In 2013, three subsidiaries signed an agreement, or an additional clause to their existing agreement, on equality between men and women, making 16 agreements in total within the group in France. The fight to promote equal pay is manifested in a “catch-up” plan, which began in 2008, and, by 2010, almost 4,500 nonjustifiable pay differences had been corrected. Since then, the group has continued to correct any pay gaps and to prevent them occurring wherever possible.

For career development and promotions, new quantifiable goals for women's promotion at every level of the management hierarchy have been agreed upon.
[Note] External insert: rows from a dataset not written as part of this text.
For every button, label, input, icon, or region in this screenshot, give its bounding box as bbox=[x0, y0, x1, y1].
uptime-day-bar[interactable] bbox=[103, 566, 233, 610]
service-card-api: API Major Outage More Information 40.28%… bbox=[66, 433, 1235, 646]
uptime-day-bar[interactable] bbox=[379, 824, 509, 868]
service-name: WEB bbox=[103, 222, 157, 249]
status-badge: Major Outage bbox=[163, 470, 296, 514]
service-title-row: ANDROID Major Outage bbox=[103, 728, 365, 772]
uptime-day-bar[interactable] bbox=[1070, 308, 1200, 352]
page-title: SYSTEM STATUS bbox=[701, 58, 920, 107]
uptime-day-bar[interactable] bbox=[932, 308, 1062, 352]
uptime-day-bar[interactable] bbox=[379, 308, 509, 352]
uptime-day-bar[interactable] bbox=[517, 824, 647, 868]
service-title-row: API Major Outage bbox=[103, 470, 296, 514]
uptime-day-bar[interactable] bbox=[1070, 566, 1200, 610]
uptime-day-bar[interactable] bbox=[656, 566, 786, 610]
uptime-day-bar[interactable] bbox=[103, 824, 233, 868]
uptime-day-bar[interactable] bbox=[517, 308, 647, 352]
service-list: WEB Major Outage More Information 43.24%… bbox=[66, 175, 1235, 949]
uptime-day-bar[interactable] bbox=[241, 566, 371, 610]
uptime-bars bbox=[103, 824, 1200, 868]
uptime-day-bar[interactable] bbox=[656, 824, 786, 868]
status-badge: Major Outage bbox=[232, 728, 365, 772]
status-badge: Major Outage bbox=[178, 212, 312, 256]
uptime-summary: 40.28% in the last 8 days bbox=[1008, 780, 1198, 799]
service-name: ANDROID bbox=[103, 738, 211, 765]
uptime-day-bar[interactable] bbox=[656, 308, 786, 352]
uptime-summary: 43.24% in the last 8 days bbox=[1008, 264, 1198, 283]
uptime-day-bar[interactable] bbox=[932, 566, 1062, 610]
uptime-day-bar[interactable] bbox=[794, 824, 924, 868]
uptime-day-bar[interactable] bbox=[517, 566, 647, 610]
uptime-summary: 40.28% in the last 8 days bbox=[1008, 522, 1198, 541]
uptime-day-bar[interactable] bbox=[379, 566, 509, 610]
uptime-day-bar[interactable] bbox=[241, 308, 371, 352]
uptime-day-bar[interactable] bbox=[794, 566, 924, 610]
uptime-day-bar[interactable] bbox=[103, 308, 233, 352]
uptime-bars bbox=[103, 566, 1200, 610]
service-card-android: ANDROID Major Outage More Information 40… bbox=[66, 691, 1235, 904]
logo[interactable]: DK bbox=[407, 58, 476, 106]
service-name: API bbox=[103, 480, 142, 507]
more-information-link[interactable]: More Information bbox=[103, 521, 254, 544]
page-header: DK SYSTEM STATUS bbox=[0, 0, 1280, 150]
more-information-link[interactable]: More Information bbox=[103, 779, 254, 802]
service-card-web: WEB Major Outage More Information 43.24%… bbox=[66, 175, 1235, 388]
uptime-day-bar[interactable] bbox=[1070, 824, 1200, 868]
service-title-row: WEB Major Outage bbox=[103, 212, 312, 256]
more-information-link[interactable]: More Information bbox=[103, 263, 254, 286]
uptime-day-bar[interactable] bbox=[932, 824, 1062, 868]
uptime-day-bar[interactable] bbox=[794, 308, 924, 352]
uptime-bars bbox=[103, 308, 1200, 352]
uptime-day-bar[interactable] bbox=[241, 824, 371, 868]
For example, in order to improve gender diversity for the key post of branch manager in the retail banking network, where women are still underrepresented, the group decided to increase the number of women in this post by six points between the beginning of 2013 and the end of 2015 (24 percent on December 31, 2012, to 30 percent on December 31, 2015).

Mentoring in Corporate and Institutional Banking

In 2012, Corporate and Institutional Banking (CIB), the investment banking division of BNP Paribas, launched a mentoring program named WLI (Women's Leadership Initiative). Its aim is to increase the presence of women in key posts throughout the bank. The pilot involved the mentoring of 28 of the bank's most talented women and was aimed at developing their careers in three ways:

  1. Visibility: increasing women's visibility among the bank's directors in order to increase promotions
  2. Opportunity: increasing the number of applications to posts of responsibility via mentoring
  3. Ambition: developing awareness of stereotypes of women in terms of ambition

More than thirty of the most senior directors of CIB, including the chairman and chief executive, Alain Papiasse, became mentors in this program. Their involvement enabled the mentees to improve their positions in the bank, which facilitated career progression. The directors also provided leadership opportunities and opened their own networks in order to increase the mentees' visibility among other directors.

The pilot was rolled out in three phases.

  1. Phase 1: the mentees each participated in a 360° leadership analysis and then met together in order to understand their roles and responsibilities in the program.
  2. Phase 2: the mentor/mentee pairs met to agree on the terms of their contract and their method of working together, and to identify career progression opportunities.
  3. Phase 3: the mentors and mentees took part in a workshop aimed at getting the best possible performances out of the women as leaders. This seminar aimed to develop awareness of how men and women manage, and a review of the methods by which women managers can give the best of themselves.

This program aims to see at least 25 percent of mentees benefit from career development over a period of three years by developing their leadership skills. In addition, it encourages the mentors to offer specific opportunities for career development to the women. More generally, the program will enable the bank to improve the mentors' and mentees' knowledge and to encourage the creation of actions aimed at promoting women. The Women's Initiatives Network, or WIN, has absolutely increased their confidence, enhanced their profiles, and frankly, improved their managers' understanding of their roles and potential. And then the network that they have developed means they're more likely to know whether there's a job opening in this spot or that spot. They're more likely to be able to call a woman who's in a group or in a job posting and connect with them in a self-help way. And then, of course, we have a mentoring program that's actually a year-long investment in their professional development.